Implications of Conly’s Research
But if we are willing to concede that the benefit/cost analysis counts in favor of mandating seat belts, Conly argues that we should perhaps extend the line further to other matters like smoking cigarettes, eating trans fats, or failing to save enough for retirement.
She observes that most people want to quit smoking, don’t want to eat trans fats, and want to save more for retirement. Procrastination and other cognitive flaws keep us from making the kinds of rational decisions that opponents of paternalism often assume we typically make.
And unlike other areas of choice (such as career or romance), we do not enjoy making the choices associated with quitting smoking, examining nutritional content, or selecting a retirement portfolio. Most of us would rather outsource these choices.
And so, Conly argues that legal requirements and bans would help ease us of the responsibility of doing what we would rather not do on our own. Far from finding such restriction of autonomy objectionable, we might welcome such laws and policies as unburdening us to do the things in life we’d rather do.
I will take up Conly’s argument in my next post, where I discuss my own research on legal paternalism.
Sunstein and Thaler’s Contributions
Cass Sunstein and Richard Thaler argue that perhaps we can improve the decisions people make without coercing them. That is, we can change the incentives they face while preserving their freedom to choose “worse” option or opt out.
The thought is that we can often “exploit” people’s cognitive flaws, such as procrastination, to benefit them.
- Rather than require an employee to opt in to a retirement portfolio that she may put off indefinitely, we can automatically enroll her. She can decide whether to opt out. Often, her procrastination will leave her enrolled and presumably better off, assuming she should be saving more.
- Instead of banning certain foods, we can rely on tactics such as putting more nutritious options at eye level or listing them first on the menu. Evidence suggests that people will have a greater tendency to “mindlessly” go for the healthier options than when less healthy fare is salient. If someone wants the cake enough, he can still find and have it.
Paternalism and the “Slippery Slope”
Skeptics of libertarian paternalism have put forth some compelling arguments against Sunstein and Thaler’s arguments, however.
Mario Rizzo and Glen Whitman
Rizzio and Whitman are concerned about the slippery slope of paternalistic policy. Maybe automatic enrollment with the option of declining is not itself an infringement of freedom or autonomy, they argue. But the people implementing such policies are more concerned with getting the decisions “right” than with preserving people’s freedom to choose as they wish.

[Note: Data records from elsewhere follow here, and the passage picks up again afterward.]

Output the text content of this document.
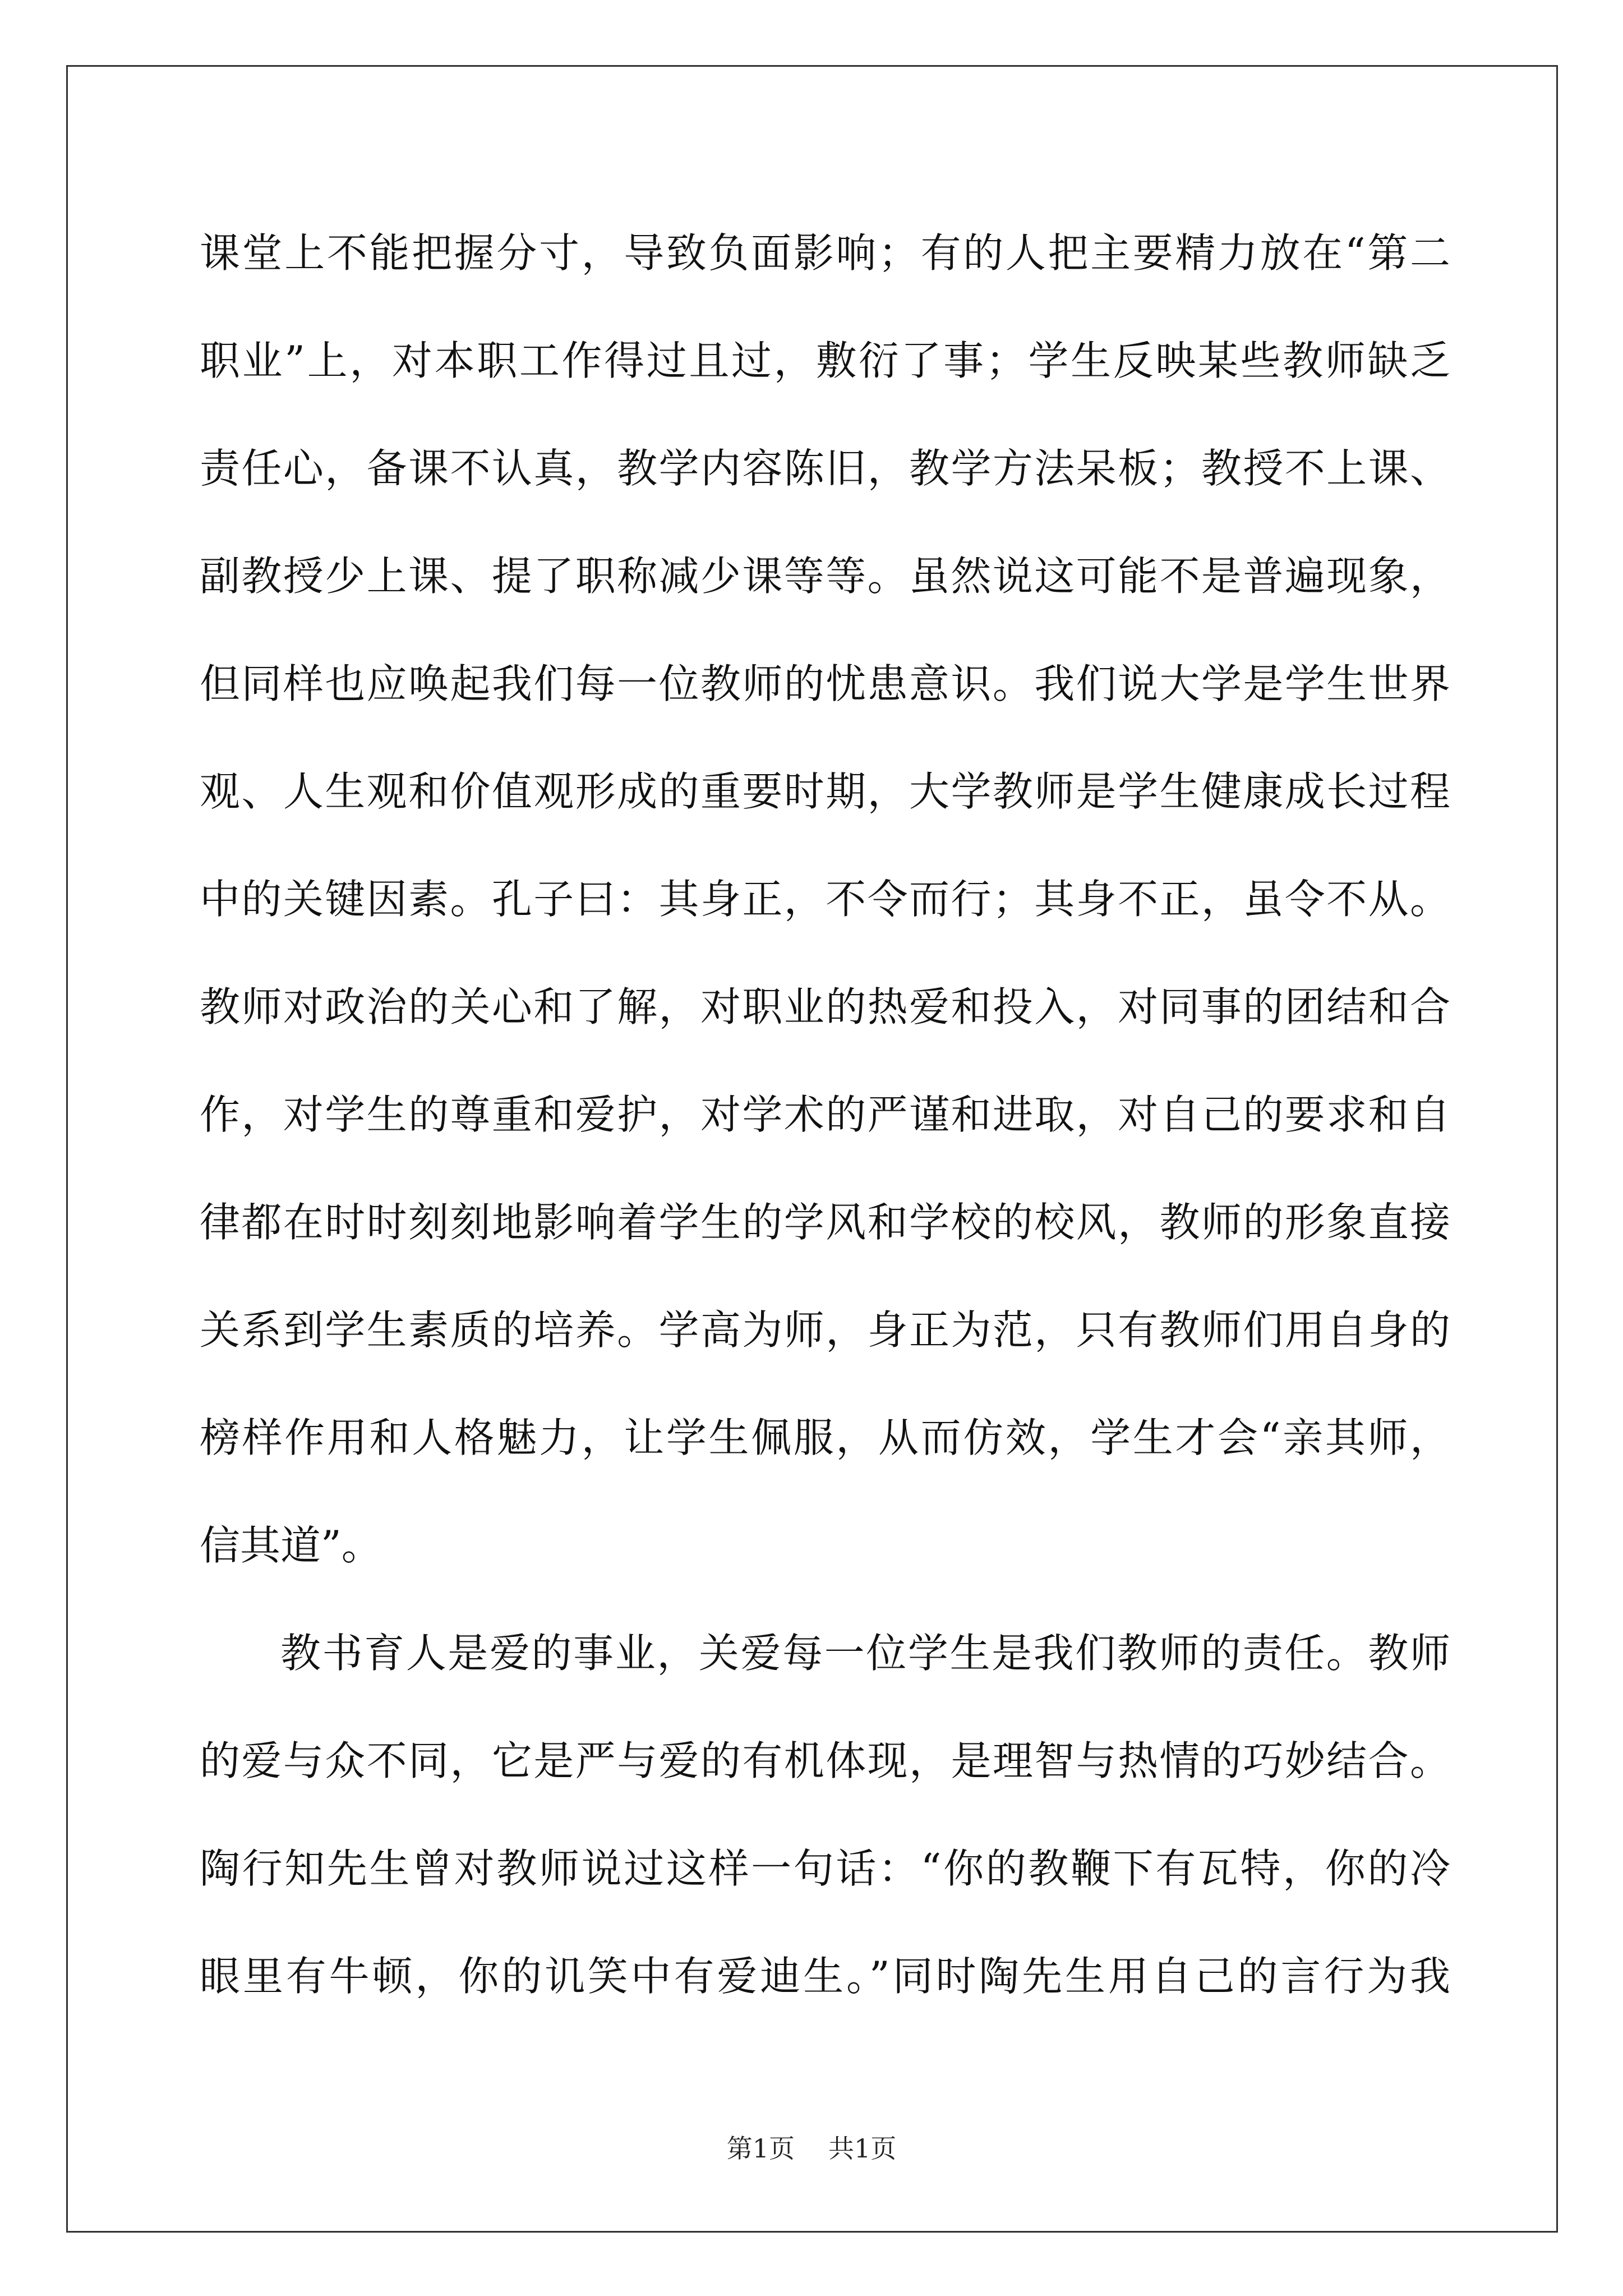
课堂上不能把握分寸，导致负面影响；有的人把主要精力放在“第二
职业”上，对本职工作得过且过，敷衍了事；学生反映某些教师缺乏
责任心，备课不认真，教学内容陈旧，教学方法呆板；教授不上课、
副教授少上课、提了职称减少课等等。虽然说这可能不是普遍现象，
但同样也应唤起我们每一位教师的忧患意识。我们说大学是学生世界
观、人生观和价值观形成的重要时期，大学教师是学生健康成长过程
中的关键因素。孔子曰：其身正，不令而行；其身不正，虽令不从。
教师对政治的关心和了解，对职业的热爱和投入，对同事的团结和合
作，对学生的尊重和爱护，对学术的严谨和进取，对自己的要求和自
律都在时时刻刻地影响着学生的学风和学校的校风，教师的形象直接
关系到学生素质的培养。学高为师，身正为范，只有教师们用自身的
榜样作用和人格魅力，让学生佩服，从而仿效，学生才会“亲其师，
信其道”。
教书育人是爱的事业，关爱每一位学生是我们教师的责任。教师
的爱与众不同，它是严与爱的有机体现，是理智与热情的巧妙结合。
陶行知先生曾对教师说过这样一句话：“你的教鞭下有瓦特，你的冷
眼里有牛顿，你的讥笑中有爱迪生。”同时陶先生用自己的言行为我
第1页 共1页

This could lead to the following implications:
- If too many people are still failing to save enough for retirement, (or if too many people are opting out of default enrollment) the next step could be to limit their freedom to opt out after all.
- Suppose too many people are still consuming unhealthy food. The policymaker might conclude that the next gambit is to take away the option of that food being available.

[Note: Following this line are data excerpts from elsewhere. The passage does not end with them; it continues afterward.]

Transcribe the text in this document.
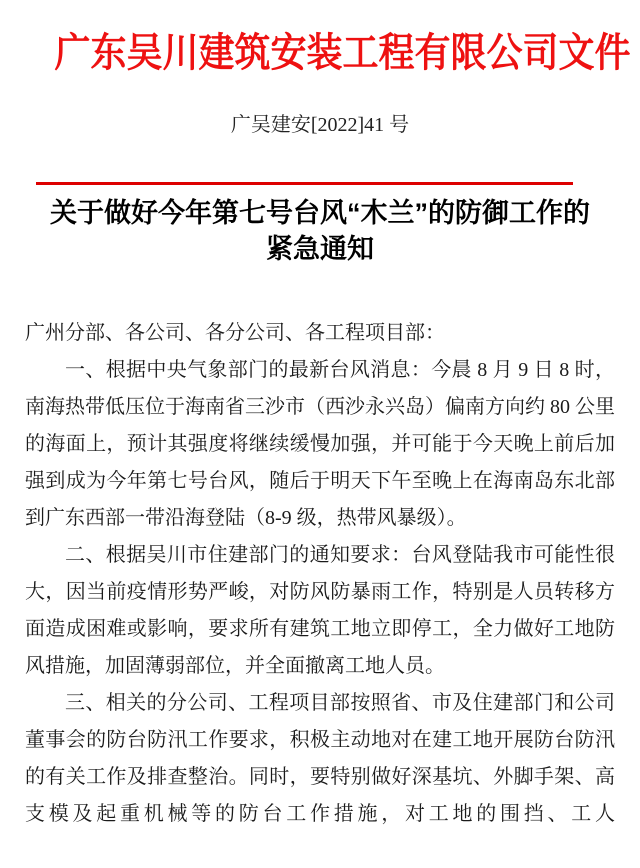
广东吴川建筑安装工程有限公司文件
广吴建安[2022]41 号
关于做好今年第七号台风“木兰”的防御工作的
紧急通知
广州分部、各公司、各分公司、各工程项目部：

一、根据中央气象部门的最新台风消息：今晨 8 月 9 日 8 时，南海热带低压位于海南省三沙市（西沙永兴岛）偏南方向约 80 公里的海面上，预计其强度将继续缓慢加强，并可能于今天晚上前后加强到成为今年第七号台风，随后于明天下午至晚上在海南岛东北部到广东西部一带沿海登陆（8-9 级，热带风暴级）。

二、根据吴川市住建部门的通知要求：台风登陆我市可能性很大，因当前疫情形势严峻，对防风防暴雨工作，特别是人员转移方面造成困难或影响，要求所有建筑工地立即停工，全力做好工地防风措施，加固薄弱部位，并全面撤离工地人员。

三、相关的分公司、工程项目部按照省、市及住建部门和公司董事会的防台防汛工作要求，积极主动地对在建工地开展防台防汛的有关工作及排查整治。同时，要特别做好深基坑、外脚手架、高支模及起重机械等的防台工作措施，对工地的围挡、工人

Once policies begin prioritizing public welfare over freedom of choice, they often slip into more and more choice-limiting directions. According to Rizzo and Whitman, seat belt and anti-smoking laws have actually become more coercive over time.
Daniel Hausman and Brynn Welch
Even if libertarian paternalism is not coercive, note Hausman and Welch, it is still problematically manipulative in some cases. The “choice architect” is counting on my inattention or procrastination to steer me, often unaware, in a direction he prefers that I take. Even if there is still a freedom to opt out, I may not be aware of that freedom.
If that is the case, I am being steered according to another’s will rather acting as an autonomous person.